Your calculus might look different depending on your internal capabilities and resources. Good luck!

1 comments

Perhaps I wasn’t clear in my post. Templates to me means distributing them in a usable fashion, and all templates should be able to be used via invoking some binary and providing inputs/flags.

Similar to helm.

Right now, we are using dotnet new templates, which is .net’a way of creating new apps, yeoman for npm, etc.

No copying and pasting. Copying and pasting isn’t DRY and is currently ramped at my org, since we didn’t have any shared templates

What’s the deal with templates? I make new projects infrequently. Templates save me little time. I spend far more time struggling to fix broken code, fitting existing code to new requirements, etc
Templates to me means distributing them in a usable fashion, and all templates should be able to be used via invoking some binary and providing inputs/flags.

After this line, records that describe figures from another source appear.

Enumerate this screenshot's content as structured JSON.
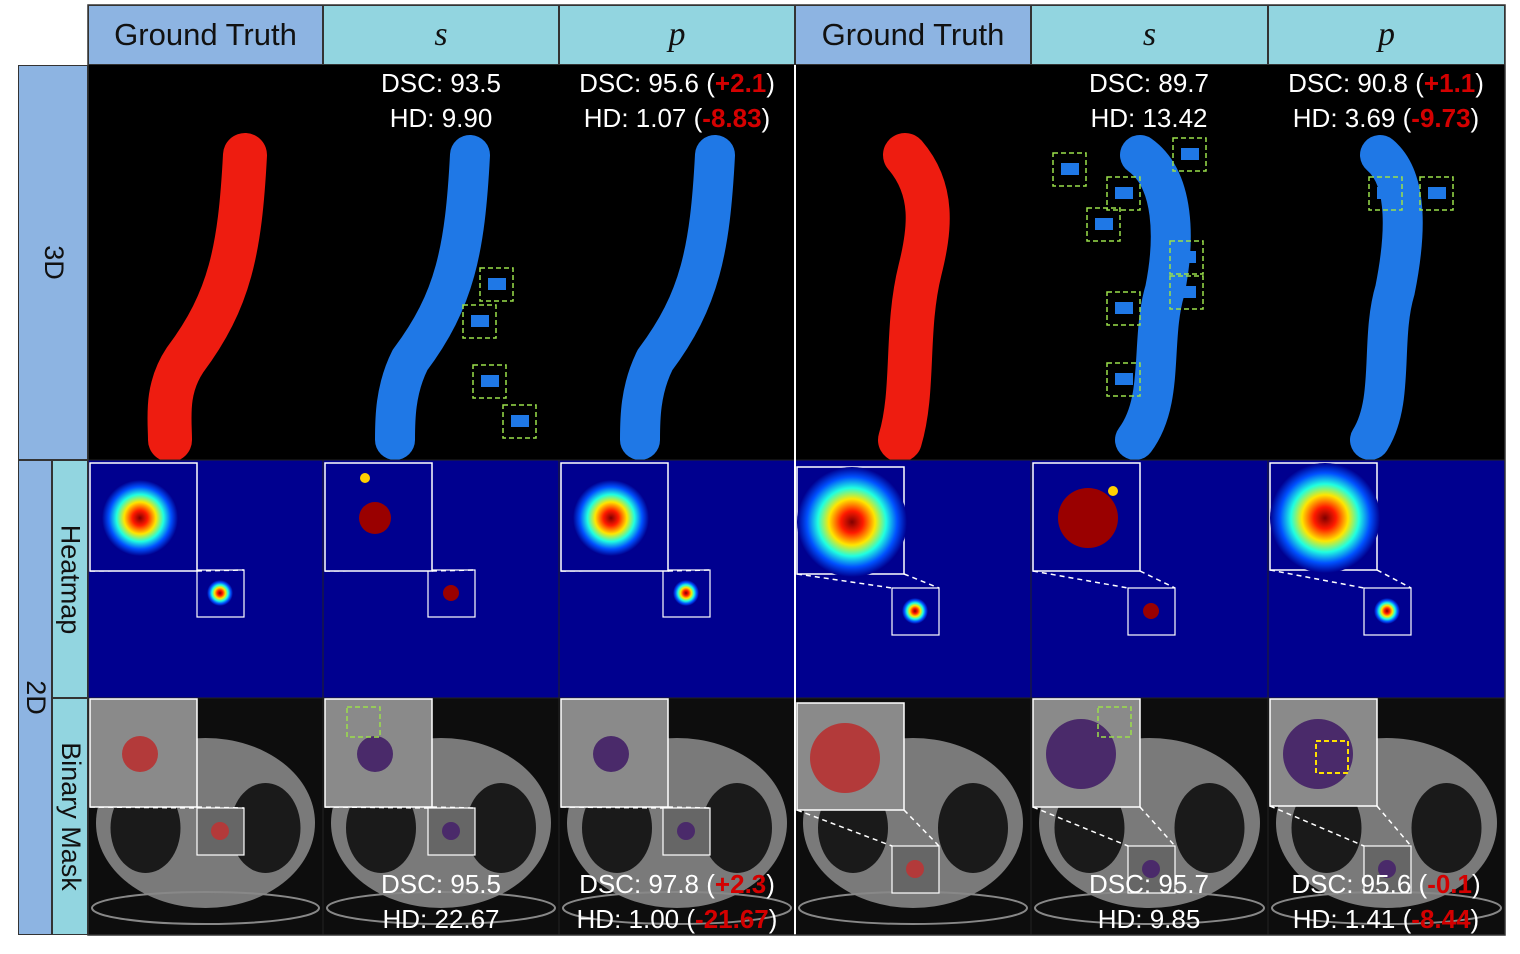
{
  "headers": [
    "Ground Truth",
    "s",
    "p",
    "Ground Truth",
    "s",
    "p"
  ],
  "row_labels": {
    "three_d": "3D",
    "two_d": "2D",
    "heatmap": "Heatmap",
    "binary_mask": "Binary Mask"
  },
  "metrics": {
    "three_d": [
      {
        "dsc": "DSC: 93.5",
        "hd": "HD: 9.90"
      },
      {
        "dsc": "DSC: 95.6",
        "dsc_delta": "+2.1",
        "hd": "HD: 1.07",
        "hd_delta": "-8.83"
      },
      {
        "dsc": "DSC: 89.7",
        "hd": "HD: 13.42"
      },
      {
        "dsc": "DSC: 90.8",
        "dsc_delta": "+1.1",
        "hd": "HD: 3.69",
        "hd_delta": "-9.73"
      }
    ],
    "binary_mask": [
      {
        "dsc": "DSC: 95.5",
        "hd": "HD: 22.67"
      },
      {
        "dsc": "DSC: 97.8",
        "dsc_delta": "+2.3",
        "hd": "HD: 1.00",
        "hd_delta": "-21.67"
      },
      {
        "dsc": "DSC: 95.7",
        "hd": "HD: 9.85"
      },
      {
        "dsc": "DSC: 95.6",
        "dsc_delta": "-0.1",
        "hd": "HD: 1.41",
        "hd_delta": "-8.44"
      }
    ]
  }
}
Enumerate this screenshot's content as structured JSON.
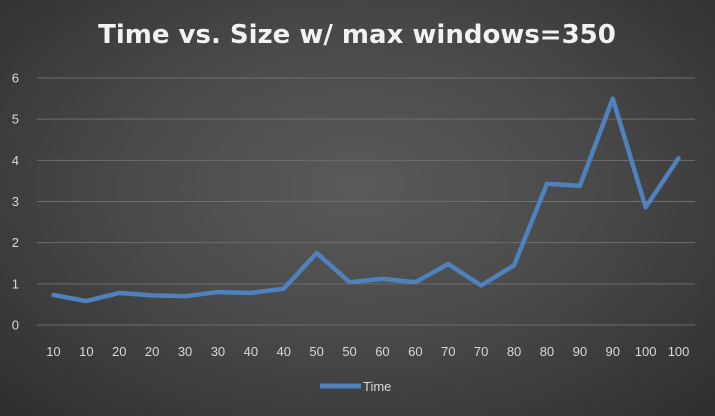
{
  "chart_data": {
    "type": "line",
    "title": "Time vs. Size w/ max windows=350",
    "xlabel": "",
    "ylabel": "",
    "categories": [
      "10",
      "10",
      "20",
      "20",
      "30",
      "30",
      "40",
      "40",
      "50",
      "50",
      "60",
      "60",
      "70",
      "70",
      "80",
      "80",
      "90",
      "90",
      "100",
      "100"
    ],
    "series": [
      {
        "name": "Time",
        "values": [
          0.73,
          0.58,
          0.78,
          0.72,
          0.7,
          0.8,
          0.78,
          0.88,
          1.75,
          1.04,
          1.12,
          1.04,
          1.48,
          0.96,
          1.45,
          3.43,
          3.38,
          5.5,
          2.86,
          4.05
        ]
      }
    ],
    "ylim": [
      0,
      6
    ],
    "yticks": [
      "0",
      "1",
      "2",
      "3",
      "4",
      "5",
      "6"
    ],
    "grid": true,
    "legend": "bottom",
    "colors": {
      "series": "#4f81bd",
      "background": "#4a4a4a",
      "grid": "#6d6d6d",
      "text": "#d9d9d9"
    }
  }
}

I am wondering why nobody talks about using version control tools for templates. Git lacks the ability to replace variables and handle flags, but it allows to rebase a small micro service on top of the latest version of the template.

These are version controlled. We use semver and they are released using the languages package manager :)
And how do you update a project started with template x version 1.2.3 to template 1.3.4?
How often do developers have to make the same changes to their dotnet new templates? How often will they have to make changes as a result of the central team making an update to the central template that breaks their setup?

When somebody needs to use an escape hatch, how painful are you gonna make it to keep that escape hatch running?

So essentially in dotnet, when you create a new project, you run

Dotnet new templateName

Dotnet runs that template and out comes dotnet code.

That is what we have built and we consume internal libraries we created in order to keep people updated with changes.

But at the end of the day, it’s just dotnet code, don’t like what or how we did something? Go ahead and change it. It’s just regular code.

It’s similar to running “helm create {name}” or npm run create-react-app, but developed internally.